Zuhur-i nur-i İslâm’da bu geceye Leyle-i Regaib denmesinin bir vechi de kelimenin manâ-yı lügavisi de ima eylediği üzere atâyâ-yı cezile ve mevâhib-i celile gecesi olmak itibariyle mazhar-ı sırr-ı rağbet bulunmasıdır.
“Receb” ve “tercîb” hakkında Kâmûs’ta manzur olan tafsilat müfadına göre:
“Receb”, bir nesneden korkmak, utanmak ve bir kimseden heybetlenip ona tazim ve tebcil eylemek manasına gelir; eşhur-i isnâ aşerden şehr-i maruf ismi oluşu da ona tazimden ileri geliyor. “Tercib” dahi bir kimseden mehabetlenip tazim eylemek ve Receb ayında kurban kesmek manasına olup zaman-ı cahiliyette bu ayda esnam için kurbanlar kesildiği anlaşılıyor.
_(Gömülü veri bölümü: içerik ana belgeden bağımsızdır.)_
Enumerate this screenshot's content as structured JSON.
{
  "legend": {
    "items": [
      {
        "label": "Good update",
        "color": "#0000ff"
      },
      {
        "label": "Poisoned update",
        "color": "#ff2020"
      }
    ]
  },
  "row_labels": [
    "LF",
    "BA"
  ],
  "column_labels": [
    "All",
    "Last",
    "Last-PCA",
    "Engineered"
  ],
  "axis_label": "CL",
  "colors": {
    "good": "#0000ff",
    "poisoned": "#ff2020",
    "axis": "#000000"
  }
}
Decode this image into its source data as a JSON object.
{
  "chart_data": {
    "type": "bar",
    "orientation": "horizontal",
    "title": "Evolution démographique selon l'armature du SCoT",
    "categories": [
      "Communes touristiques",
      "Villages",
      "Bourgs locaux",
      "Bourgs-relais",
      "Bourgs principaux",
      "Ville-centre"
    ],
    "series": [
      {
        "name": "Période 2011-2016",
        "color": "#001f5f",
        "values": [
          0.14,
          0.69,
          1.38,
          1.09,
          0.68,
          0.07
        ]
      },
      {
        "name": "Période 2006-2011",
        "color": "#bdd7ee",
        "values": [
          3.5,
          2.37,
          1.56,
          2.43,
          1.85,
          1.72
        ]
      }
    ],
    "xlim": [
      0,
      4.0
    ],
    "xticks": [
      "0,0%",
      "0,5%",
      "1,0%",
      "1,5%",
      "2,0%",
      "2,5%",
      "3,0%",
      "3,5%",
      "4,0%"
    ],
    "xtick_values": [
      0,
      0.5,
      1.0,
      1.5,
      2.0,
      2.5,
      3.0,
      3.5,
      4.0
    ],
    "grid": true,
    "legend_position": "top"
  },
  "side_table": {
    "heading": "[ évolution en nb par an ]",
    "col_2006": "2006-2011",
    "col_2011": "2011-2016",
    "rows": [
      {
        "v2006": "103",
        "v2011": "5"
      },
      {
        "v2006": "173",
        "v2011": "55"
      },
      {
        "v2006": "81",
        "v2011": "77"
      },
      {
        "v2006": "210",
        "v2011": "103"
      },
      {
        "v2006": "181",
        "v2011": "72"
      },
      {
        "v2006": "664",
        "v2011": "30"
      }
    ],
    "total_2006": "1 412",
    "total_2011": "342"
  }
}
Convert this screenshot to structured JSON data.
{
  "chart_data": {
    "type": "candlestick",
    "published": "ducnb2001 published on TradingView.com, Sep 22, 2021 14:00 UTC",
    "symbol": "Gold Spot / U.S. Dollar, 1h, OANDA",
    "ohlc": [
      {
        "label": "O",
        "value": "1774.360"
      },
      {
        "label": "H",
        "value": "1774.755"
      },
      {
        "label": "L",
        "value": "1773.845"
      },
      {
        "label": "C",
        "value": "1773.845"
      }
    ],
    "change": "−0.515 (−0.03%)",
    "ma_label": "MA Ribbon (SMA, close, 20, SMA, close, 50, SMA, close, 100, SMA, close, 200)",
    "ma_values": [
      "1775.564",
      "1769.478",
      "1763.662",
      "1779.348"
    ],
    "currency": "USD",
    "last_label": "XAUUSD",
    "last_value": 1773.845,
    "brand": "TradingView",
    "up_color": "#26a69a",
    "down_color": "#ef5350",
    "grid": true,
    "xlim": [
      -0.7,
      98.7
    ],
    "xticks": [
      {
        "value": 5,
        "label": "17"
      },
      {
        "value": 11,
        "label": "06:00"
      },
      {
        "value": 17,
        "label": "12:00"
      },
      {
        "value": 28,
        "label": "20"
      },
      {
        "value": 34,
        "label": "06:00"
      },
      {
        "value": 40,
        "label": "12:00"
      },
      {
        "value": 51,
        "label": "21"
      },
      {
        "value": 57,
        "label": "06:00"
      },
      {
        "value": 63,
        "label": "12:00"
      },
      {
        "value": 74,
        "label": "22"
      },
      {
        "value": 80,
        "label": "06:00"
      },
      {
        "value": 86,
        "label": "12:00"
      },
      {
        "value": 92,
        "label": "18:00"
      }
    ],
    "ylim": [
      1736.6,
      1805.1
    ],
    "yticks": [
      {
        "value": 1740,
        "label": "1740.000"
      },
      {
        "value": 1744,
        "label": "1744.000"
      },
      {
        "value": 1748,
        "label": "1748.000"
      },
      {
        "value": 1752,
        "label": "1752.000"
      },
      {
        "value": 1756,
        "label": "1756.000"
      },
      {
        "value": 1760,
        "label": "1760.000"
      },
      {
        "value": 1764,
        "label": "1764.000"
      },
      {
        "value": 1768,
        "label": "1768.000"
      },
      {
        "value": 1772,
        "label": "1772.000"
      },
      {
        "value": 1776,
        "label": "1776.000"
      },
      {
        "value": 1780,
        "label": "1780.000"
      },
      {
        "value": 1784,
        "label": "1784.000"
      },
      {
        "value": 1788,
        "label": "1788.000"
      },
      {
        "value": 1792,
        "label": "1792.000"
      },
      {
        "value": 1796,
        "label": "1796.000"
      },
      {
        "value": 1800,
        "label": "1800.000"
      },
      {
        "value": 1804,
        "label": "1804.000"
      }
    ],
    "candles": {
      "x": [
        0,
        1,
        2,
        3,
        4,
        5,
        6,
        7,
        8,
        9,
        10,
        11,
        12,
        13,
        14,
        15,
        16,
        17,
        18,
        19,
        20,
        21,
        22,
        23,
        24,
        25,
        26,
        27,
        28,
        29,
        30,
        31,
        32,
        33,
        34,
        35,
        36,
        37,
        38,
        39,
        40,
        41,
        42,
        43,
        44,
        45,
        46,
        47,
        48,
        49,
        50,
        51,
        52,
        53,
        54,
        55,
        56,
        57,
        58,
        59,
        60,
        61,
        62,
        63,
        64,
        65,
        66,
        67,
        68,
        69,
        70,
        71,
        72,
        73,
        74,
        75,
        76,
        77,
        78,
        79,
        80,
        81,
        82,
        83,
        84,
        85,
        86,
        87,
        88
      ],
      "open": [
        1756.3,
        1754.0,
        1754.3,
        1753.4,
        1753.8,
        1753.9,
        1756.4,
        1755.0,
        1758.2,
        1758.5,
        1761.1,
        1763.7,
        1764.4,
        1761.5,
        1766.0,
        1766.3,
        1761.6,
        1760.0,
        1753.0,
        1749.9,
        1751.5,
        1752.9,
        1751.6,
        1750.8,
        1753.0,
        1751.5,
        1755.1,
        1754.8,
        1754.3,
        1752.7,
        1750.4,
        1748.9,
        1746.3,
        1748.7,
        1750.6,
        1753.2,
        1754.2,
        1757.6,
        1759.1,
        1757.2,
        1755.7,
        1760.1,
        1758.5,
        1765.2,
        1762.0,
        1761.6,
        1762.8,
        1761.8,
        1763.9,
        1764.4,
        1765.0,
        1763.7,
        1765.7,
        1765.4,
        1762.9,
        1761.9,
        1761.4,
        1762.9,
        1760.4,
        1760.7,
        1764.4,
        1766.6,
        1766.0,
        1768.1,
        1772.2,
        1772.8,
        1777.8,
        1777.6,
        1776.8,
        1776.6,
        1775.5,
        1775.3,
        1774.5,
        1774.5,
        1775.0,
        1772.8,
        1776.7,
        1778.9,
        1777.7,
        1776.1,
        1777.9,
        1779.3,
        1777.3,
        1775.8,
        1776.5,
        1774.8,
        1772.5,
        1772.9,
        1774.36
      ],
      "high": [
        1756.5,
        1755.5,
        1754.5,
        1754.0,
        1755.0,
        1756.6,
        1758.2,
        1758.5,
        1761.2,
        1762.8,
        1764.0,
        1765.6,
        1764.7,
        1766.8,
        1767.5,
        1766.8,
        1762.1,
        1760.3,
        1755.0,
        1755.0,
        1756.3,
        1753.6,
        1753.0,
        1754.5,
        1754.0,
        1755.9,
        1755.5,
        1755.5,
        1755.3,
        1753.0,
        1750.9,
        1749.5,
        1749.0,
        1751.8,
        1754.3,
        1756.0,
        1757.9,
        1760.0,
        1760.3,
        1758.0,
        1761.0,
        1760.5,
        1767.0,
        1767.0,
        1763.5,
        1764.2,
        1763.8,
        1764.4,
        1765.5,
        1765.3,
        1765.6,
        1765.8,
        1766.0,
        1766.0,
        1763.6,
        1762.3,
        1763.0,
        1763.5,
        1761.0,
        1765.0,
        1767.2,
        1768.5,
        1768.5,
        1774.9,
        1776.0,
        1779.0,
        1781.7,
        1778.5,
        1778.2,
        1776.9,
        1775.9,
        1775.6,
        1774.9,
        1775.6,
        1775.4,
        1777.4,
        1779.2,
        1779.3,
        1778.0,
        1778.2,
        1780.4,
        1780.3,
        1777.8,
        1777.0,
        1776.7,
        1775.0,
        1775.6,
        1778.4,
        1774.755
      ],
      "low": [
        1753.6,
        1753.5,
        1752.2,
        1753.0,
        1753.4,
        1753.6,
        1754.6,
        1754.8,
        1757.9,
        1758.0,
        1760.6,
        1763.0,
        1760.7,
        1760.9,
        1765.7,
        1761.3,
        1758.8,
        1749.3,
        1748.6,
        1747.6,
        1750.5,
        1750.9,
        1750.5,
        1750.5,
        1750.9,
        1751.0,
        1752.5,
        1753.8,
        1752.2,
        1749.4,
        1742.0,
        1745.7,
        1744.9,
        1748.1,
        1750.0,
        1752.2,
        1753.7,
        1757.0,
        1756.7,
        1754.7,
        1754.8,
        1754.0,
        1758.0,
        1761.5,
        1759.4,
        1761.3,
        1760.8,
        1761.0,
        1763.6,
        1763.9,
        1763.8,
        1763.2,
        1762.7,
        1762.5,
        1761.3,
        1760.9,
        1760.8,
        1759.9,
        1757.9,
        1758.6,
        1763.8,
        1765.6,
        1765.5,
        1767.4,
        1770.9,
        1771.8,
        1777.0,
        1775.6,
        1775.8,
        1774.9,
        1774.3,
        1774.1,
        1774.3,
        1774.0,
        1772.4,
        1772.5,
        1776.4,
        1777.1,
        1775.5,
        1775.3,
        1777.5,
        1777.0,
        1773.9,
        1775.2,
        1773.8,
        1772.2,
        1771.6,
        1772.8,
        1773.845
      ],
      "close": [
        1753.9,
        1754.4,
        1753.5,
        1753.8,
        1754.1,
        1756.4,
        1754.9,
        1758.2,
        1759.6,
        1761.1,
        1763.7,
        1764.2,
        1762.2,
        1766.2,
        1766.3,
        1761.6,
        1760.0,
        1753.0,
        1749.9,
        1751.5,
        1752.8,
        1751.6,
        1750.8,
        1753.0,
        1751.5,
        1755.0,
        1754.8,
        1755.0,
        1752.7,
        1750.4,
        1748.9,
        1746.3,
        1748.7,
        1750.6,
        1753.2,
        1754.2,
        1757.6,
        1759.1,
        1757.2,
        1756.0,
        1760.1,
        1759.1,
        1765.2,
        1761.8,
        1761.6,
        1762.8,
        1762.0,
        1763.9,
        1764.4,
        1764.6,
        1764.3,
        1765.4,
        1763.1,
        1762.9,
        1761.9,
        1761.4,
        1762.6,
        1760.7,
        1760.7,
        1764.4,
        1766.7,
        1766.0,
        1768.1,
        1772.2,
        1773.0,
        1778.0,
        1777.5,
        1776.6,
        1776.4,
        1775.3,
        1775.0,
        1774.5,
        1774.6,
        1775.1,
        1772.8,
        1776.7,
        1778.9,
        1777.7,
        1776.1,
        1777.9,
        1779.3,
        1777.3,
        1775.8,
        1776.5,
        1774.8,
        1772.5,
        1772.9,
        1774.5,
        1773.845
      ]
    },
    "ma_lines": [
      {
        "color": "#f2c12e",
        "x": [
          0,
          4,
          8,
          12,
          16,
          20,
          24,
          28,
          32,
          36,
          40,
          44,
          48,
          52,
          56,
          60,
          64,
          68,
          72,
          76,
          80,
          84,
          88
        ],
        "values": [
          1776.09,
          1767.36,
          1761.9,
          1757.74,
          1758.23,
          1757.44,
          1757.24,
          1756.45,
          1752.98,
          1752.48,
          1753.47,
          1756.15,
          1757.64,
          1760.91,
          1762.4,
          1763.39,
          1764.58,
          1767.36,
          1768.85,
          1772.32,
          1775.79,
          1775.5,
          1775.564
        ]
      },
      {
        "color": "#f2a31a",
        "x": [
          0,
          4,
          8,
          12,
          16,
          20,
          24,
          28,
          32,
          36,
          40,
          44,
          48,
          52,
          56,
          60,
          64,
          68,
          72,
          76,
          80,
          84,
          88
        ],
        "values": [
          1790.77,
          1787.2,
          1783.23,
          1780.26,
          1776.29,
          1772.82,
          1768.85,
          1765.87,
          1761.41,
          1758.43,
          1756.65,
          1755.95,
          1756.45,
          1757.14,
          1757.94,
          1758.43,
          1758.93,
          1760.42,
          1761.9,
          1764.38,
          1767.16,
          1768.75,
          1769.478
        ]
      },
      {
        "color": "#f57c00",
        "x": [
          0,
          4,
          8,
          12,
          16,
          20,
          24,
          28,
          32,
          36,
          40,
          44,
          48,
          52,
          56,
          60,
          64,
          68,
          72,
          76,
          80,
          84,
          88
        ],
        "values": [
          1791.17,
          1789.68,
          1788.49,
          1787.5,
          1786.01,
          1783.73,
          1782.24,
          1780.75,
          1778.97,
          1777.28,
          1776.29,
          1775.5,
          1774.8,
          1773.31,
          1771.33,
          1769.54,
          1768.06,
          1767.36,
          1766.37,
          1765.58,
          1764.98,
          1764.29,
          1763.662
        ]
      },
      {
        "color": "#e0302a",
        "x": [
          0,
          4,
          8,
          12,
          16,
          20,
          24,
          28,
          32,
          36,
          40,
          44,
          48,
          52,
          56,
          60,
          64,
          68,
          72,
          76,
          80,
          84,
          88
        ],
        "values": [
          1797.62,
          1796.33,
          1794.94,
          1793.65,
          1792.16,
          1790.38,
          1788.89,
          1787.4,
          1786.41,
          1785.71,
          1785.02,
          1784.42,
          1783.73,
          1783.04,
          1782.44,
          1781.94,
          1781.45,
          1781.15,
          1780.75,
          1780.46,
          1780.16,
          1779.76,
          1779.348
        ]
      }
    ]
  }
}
O zamanda ayların suret-i telkîb ve taksimi indiyetle karışık hayatî bir mübremiyet şeklini ibraz ediyor ve adeta takvimî bir inkılab-ı garib gösteriyor.
Cahiliye-i Arabın tavâifi içinde “ehl-i nesie” denilen bir taife vardır; ve bunlar elyevm o misillü havalinin hâileleri gibi mütemadiyen gasb u gâreti âdet ve adeta medar-ı iyâdet edinmişlerdi. İbrahim ve İsmail aleyhimesselam zamanlarındaki şeriat mucebince Receb, Zilkade, Zilhicce ve Muharrem aylarında gasb u gâret, cenk ü cidal memnu olmakla gasb ve demleri sefk-i dimâ ile mahlut ve me’luf olan bu kavmin üç ay mütemadiyen sakin durmalarına bir türlü tahammül edemeyerek, o zamanın şeriatından ayrılmak istediler ki bu sırada zaten Benî Kinane taifesi müteneffizanından Kalmes b. Abd b. Fukaym da bu aylarda harb edilmemek âdetini fesh etmek maksadıyla, o sene hac mevsiminde devesi üzerinde bütün halka bir hutbe irad ederek: “Bu senenin Muharrem ayı bize helaldir. Bu haremiyet Safer ayına verildi” demesi üzerine zaten bu işareti bekleyen kabâil hemen gasb u gâret ve cidale başlamışlar ve Kalmes de ihyasına muvaffak olduğu bu âdetin iyiden iyiye taammümünden istifade ederek her sene haccında birer hutbe irad ile bir ayın hurmetini istediği aya verirdi. Ve bu usul Furkan-ı Azim’in tulu-i âvân-ı hakîmânesine kadar devam eyledi.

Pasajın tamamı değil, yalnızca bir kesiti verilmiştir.